Kode Vicious - @kode_vicious

  Download PDF version of this article PDF

Kode Vicious Unscripted

Some months, when he’s feeling ambitious, Kode Vicious reads through all of your letters carefully, agonizing for days over which to respond to. Most of the time, though, he takes a less measured approach. This usually involves printing the letters out, throwing them up in the air, and seeing which land face up, repeating the process until only two remain. And occasionally, KV dispenses with reader feedback altogether, as is the case this month. Not to worry though, he still digs reading and responding to your monthly koding kwestions, so keep ‘em coming to [email protected].

Greetings,

You know, sometimes I really don’t need to read my mail to get going on a subject; sometimes I just need to read a little code. I’m sorry I can’t share the code with you, as it is proprietary, but it brings up two more items in the long list of things that Kode Vicious really hates. The more I think about it, the more I realize it is just one big problem with a lot of different faces.

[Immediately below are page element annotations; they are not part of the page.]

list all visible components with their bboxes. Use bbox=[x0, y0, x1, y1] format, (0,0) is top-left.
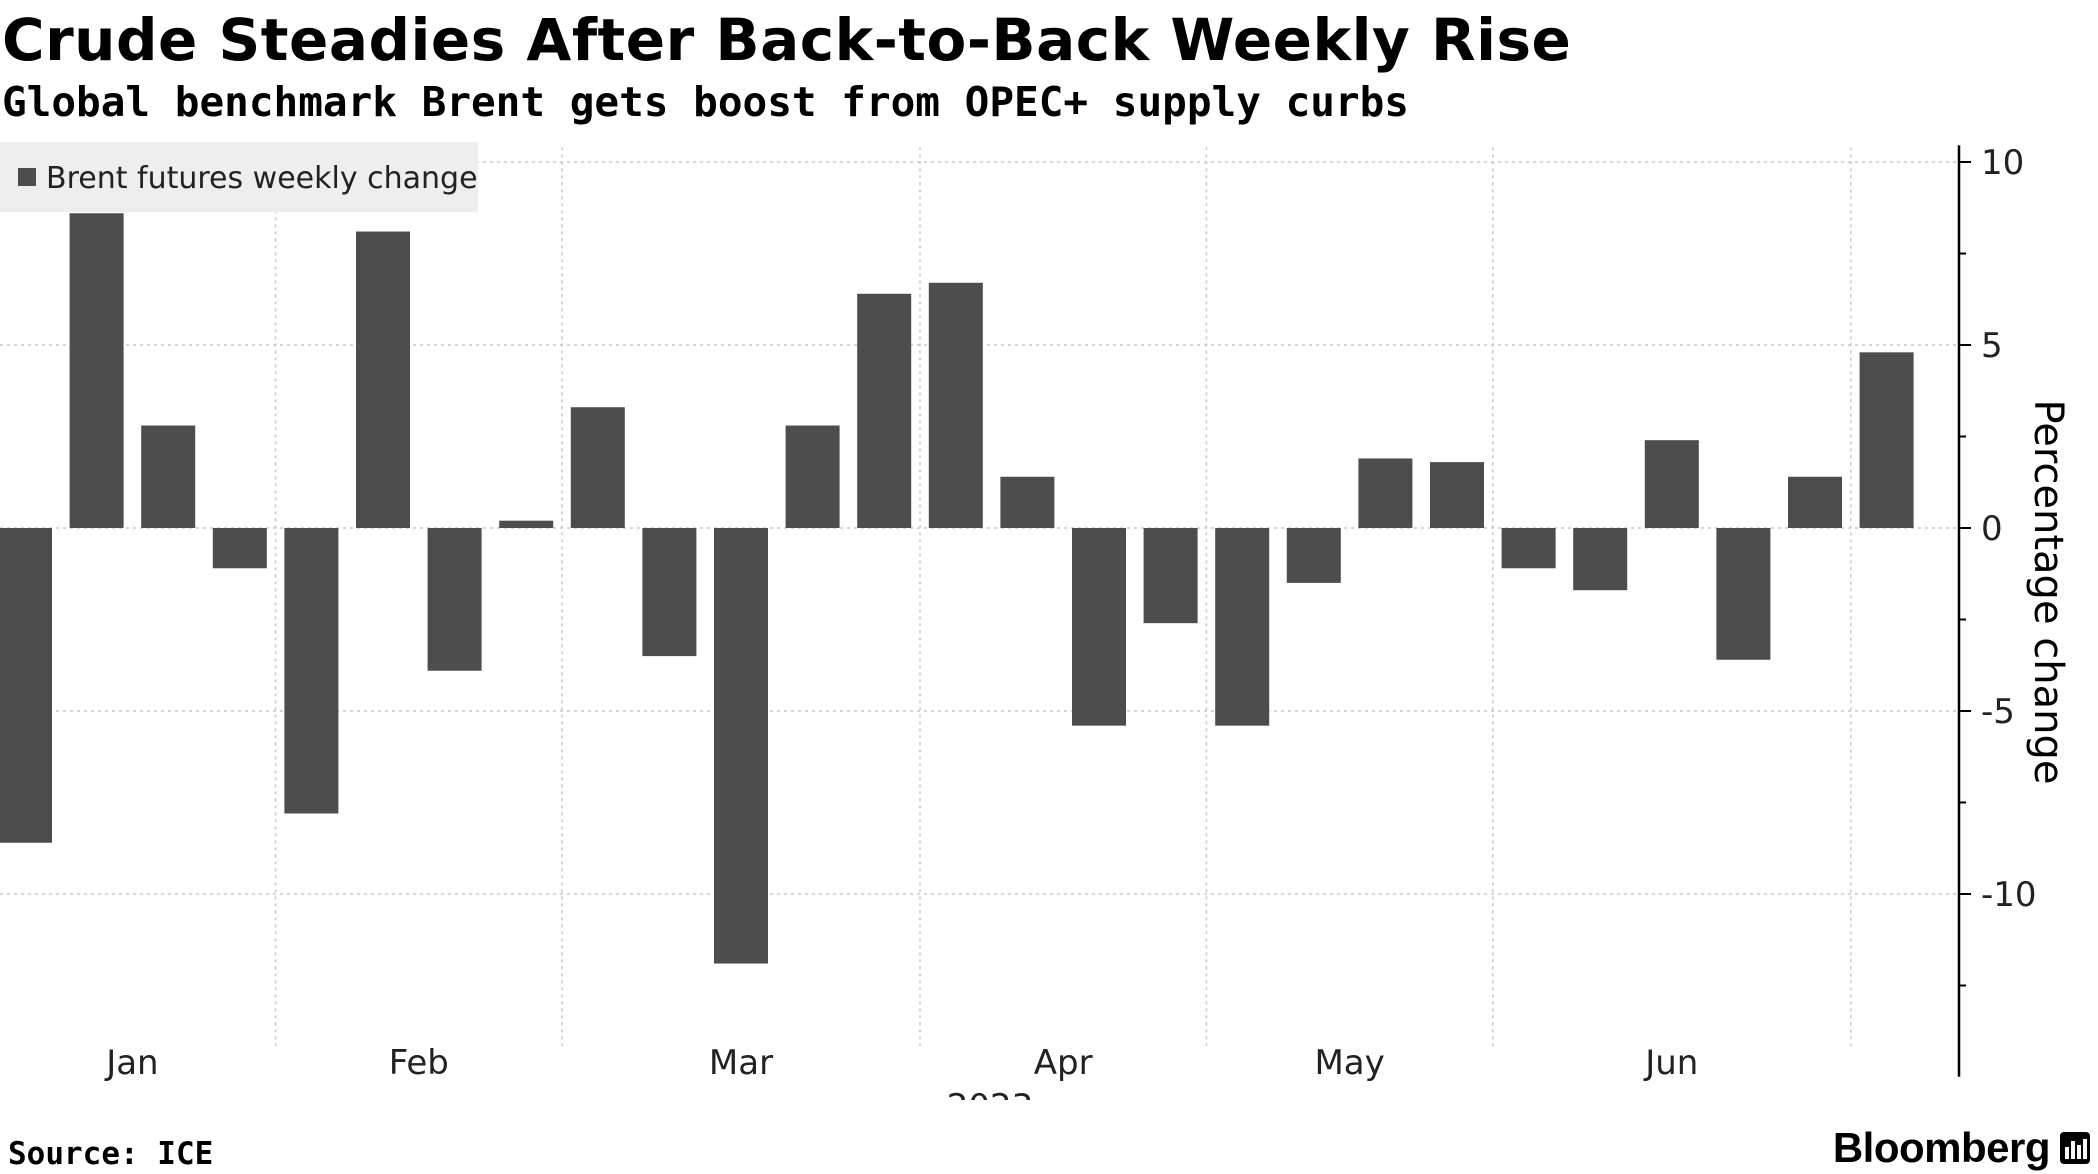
bar bbox=[1143, 528, 1198, 624]
grid-lines bbox=[0, 147, 1959, 1047]
x-tick-label: Mar bbox=[709, 1043, 773, 1083]
bar bbox=[356, 231, 410, 529]
bar bbox=[1072, 528, 1126, 726]
bar bbox=[1716, 528, 1771, 660]
y-tick-label: 10 bbox=[1981, 143, 2024, 183]
y-tick-label: -10 bbox=[1981, 875, 2037, 915]
x-tick-label: Jun bbox=[1643, 1043, 1698, 1083]
bar bbox=[570, 407, 625, 528]
y-tick-label: -5 bbox=[1981, 692, 2015, 732]
bar bbox=[284, 528, 339, 814]
legend-label: Brent futures weekly change bbox=[46, 161, 478, 196]
bar bbox=[1215, 528, 1270, 726]
legend: Brent futures weekly change bbox=[0, 142, 478, 212]
bar bbox=[1644, 440, 1699, 528]
y-tick-label: 5 bbox=[1981, 326, 2003, 366]
bar bbox=[69, 213, 124, 529]
bar bbox=[928, 282, 983, 528]
x-tick-label: May bbox=[1314, 1043, 1384, 1083]
bar bbox=[642, 528, 697, 657]
brand-text: Bloomberg bbox=[1832, 1124, 2051, 1171]
bar bbox=[499, 520, 554, 528]
bar bbox=[1501, 528, 1556, 569]
legend-swatch bbox=[18, 168, 36, 186]
y-tick-label: 0 bbox=[1981, 509, 2003, 549]
source-note: Source: ICE bbox=[8, 1136, 214, 1172]
x-tick-label: Feb bbox=[389, 1043, 449, 1083]
bar bbox=[1000, 476, 1055, 528]
y-axis: 10 5 0 -5 -10 bbox=[1957, 143, 2037, 1077]
x-tick-label: Jan bbox=[104, 1043, 158, 1083]
bar-series bbox=[0, 213, 1914, 964]
x-tick-label: Apr bbox=[1034, 1043, 1093, 1083]
bar bbox=[141, 425, 196, 528]
bloomberg-terminal-icon bbox=[2060, 1132, 2090, 1164]
y-axis-title: Percentage change bbox=[2025, 400, 2071, 785]
bar bbox=[1859, 352, 1914, 528]
x-axis-labels: Jan Feb Mar Apr May Jun bbox=[104, 1043, 1698, 1083]
bar bbox=[1430, 462, 1484, 528]
bar bbox=[427, 528, 482, 671]
chart-title: Crude Steadies After Back-to-Back Weekly… bbox=[2, 6, 1572, 74]
bar bbox=[1286, 528, 1341, 583]
bar bbox=[1358, 458, 1413, 528]
bar bbox=[212, 528, 267, 569]
bar bbox=[785, 425, 840, 528]
bar bbox=[0, 528, 52, 843]
legend-background bbox=[0, 142, 478, 212]
chart-subtitle: Global benchmark Brent gets boost from O… bbox=[2, 78, 1409, 126]
bloomberg-logo: Bloomberg bbox=[1833, 1124, 2090, 1172]
chart-plot: Brent futures weekly change 10 5 0 -5 -10 Ja… bbox=[0, 142, 2071, 1100]
bar bbox=[714, 528, 768, 964]
bar bbox=[857, 293, 912, 528]
bar bbox=[1573, 528, 1628, 591]
bar bbox=[1788, 476, 1842, 528]
x-axis-year-label: 2023 bbox=[947, 1087, 1034, 1100]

The problem? Computers make it too easy to copy data. Yes, that’s right, I know you were all expecting me to rail on about the poor quality of comments, or documentation, but, in reality it’s just that computers are too good at something they’re designed to do. I guess I really shouldn’t blame the computers; I ought to blame the -idiots behind the keyboards, but it’s much more acceptable to take out your anger on machines than on people. After all, you’re probably not going to be arrested for chucking a computer out a window, unless it hits someone on the street below, but you can bet that chucking a co-worker out a window, though it might feel good at the time, will have consequences. To shed some light on what I am ranting about, let me tell you a story from my day.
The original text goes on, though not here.